Il COISP ritiene che dovesse essere riconosciuta la presenza di tutti i sindacati
maggiormente rappresentativi, con l’attribuzione di pari dignità alle organizzazioni
sindacali. I Consigli per le Ricompense, inoltre, non sono composti in modo paritetico, avendo l’Amministrazione optato per un metodo di composizione e decisorio uguale a quello dei Consigli Provinciali di Disciplina, vale a dire un metodo datato, che era
assolutamente inopportuno riproporre in questo delicato settore.

2) Nella nota illustrativa della bozza di Accordo, codesto Ufficio ha presentato un’ipotesi
di calcolo delle presenze, basata sull’applicazione del metodo Hare o dei resti più alti,
che è uno dei modelli di ripartizione dei seggi/presenze seguito nell’ambito del
sistema proporzionale.
Fermo restando che la normativa, così come modificata, prevede che i quattro
rappresentanti sindacali debbano essere designati secondo la rispettiva rappresentatività, il COISP ritiene opportuno applicare il metodo D’Hondt, che pur essendo sempre afferente ad un sistema proporzionale, è il metodo più utilizzato nei Paesi U.E., tra cui anche l’Italia, e garantisce maggiore democraticità, poiché riconosce alle organizzazioni più rappresentative maggior peso, laddove il metodo Hare favorisce, al contrario, chi ha avuto meno consensi.

3) La bozza inoltrata parte dal presupposto indefettibile che le riunioni tanto del
Consiglio per le ricompense per meriti straordinari e speciali (art. 74), quanto del
Consiglio per le ricompense per lodevole comportamento (art. 75) saranno
rispettivamente 11 ogni anno, per un totale di 44 riunioni nel biennio di riferimento,
con ciò non prevedendo una disposizione che stabilisca la riformulazione del numero
di presenze riconosciuto a ciascuna organizzazione sindacale, secondo la rispettiva
rappresentatività.
Si ritiene, viceversa, necessario introdurre un inciso all’art. 2 della bozza di accordo,
che stabilisca, apertis verbis, che, in caso di riduzione delle sedute, siano riformulate
le presenze consentite per ciascuna Organizzazione, sulla base del metodo di calcolo
per il quale si opterà.

4) La bozza trasmessa presenta un’ipotesi di calcolo e di accordo unico, con ciò non
differenziando tra partecipazione al Consiglio per le ricompense per meriti straordinari
e speciali (art. 74) e al Consiglio per le ricompense per lodevole comportamento (art.
75). Da questa unicità potrebbe derivare che si realizzi il paradosso che
un’organizzazione sindacale potrebbe non partecipare in maniera proporzionale alla
propria rappresentatività ad entrambi i Consigli, per questo si ritiene necessario
differenziare gli accordi e i calcoli delle presenze (quindi non più 176 presenze totali,
ma 88 per ogni accordo).

5) Si chiede di riformulare il testo dell’art. 3 dell’accordo, poiché i criteri di rotazione
risultano poco chiari e, di conseguenza, non garantiscono certezza circa le
organizzazioni sindacali che dovranno partecipare ai Consigli di volta in volta.

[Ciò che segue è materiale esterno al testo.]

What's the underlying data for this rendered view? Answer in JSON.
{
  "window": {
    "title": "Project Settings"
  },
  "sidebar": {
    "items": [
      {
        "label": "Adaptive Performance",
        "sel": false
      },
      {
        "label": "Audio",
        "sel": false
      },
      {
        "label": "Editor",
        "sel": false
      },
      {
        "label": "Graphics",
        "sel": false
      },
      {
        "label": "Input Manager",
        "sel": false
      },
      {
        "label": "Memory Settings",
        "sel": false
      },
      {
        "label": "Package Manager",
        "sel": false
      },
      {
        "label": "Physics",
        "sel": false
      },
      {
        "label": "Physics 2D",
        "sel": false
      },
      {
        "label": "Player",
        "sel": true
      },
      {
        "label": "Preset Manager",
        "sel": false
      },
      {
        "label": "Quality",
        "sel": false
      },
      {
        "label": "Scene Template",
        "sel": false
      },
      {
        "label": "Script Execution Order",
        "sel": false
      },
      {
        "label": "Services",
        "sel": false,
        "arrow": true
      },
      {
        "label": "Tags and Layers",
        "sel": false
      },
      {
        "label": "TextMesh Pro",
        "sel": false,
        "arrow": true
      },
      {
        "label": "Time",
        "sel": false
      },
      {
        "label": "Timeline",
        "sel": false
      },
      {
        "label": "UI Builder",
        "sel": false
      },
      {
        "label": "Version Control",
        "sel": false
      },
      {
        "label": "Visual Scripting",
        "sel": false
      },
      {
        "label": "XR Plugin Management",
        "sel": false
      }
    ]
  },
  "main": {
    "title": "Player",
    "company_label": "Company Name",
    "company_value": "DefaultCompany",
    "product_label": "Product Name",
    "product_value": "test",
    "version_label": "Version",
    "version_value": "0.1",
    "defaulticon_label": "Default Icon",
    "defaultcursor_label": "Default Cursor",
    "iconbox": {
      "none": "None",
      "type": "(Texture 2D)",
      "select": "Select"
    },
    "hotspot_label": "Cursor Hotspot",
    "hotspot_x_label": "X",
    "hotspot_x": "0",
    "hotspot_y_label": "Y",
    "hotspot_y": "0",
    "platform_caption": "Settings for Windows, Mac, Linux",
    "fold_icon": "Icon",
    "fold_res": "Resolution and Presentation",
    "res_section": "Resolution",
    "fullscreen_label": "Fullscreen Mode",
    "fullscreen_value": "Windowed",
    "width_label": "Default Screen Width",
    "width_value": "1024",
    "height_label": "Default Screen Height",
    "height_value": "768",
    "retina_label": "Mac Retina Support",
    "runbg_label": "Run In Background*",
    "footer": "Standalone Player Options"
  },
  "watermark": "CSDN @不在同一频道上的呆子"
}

6) Nell’ottica dell’istituzione di un sistema trasparente, che garantisca uniformità di
valutazione, si chiede di introdurre una disposizione che preveda l’obbligo di
trasmissione da parte dell’Amministrazione a tutte le organizzazioni sindacali
maggiormente rappresentative, a prescindere dall’effettiva partecipazione alla singola
seduta, di tutte le informazioni sulle proposte trattate di volta in volta e sugli esiti
decisori.

7) Il COISP propone di mitigare la clausola di prorogatio prevista dall’art. 5 della bozza,
mediante la specificazione che la validità biennale dell’accordo è prorogata soltanto
nel caso di mancata comunicazione annuale, alla scadenza, della rilevazione e della
certificazione della consistenza associativa delle organizzazioni sindacali.
Questa O.S. infine, ritiene opportuno evidenziare ulteriormente la lesività delle modifiche introdotte al D.P.R. 782/85 che certamente non si possono inquadrare nel solco di un’Amministrazione che ambisce ad essere sempre più trasparente nelle sue condotte gestionali.

Il COISP in considerazione della rilevanza della questione de qua e dei punti critici che la
normativa novellata e le misure applicative della stessa sollevano, chiede che venga convocato un incontro urgente.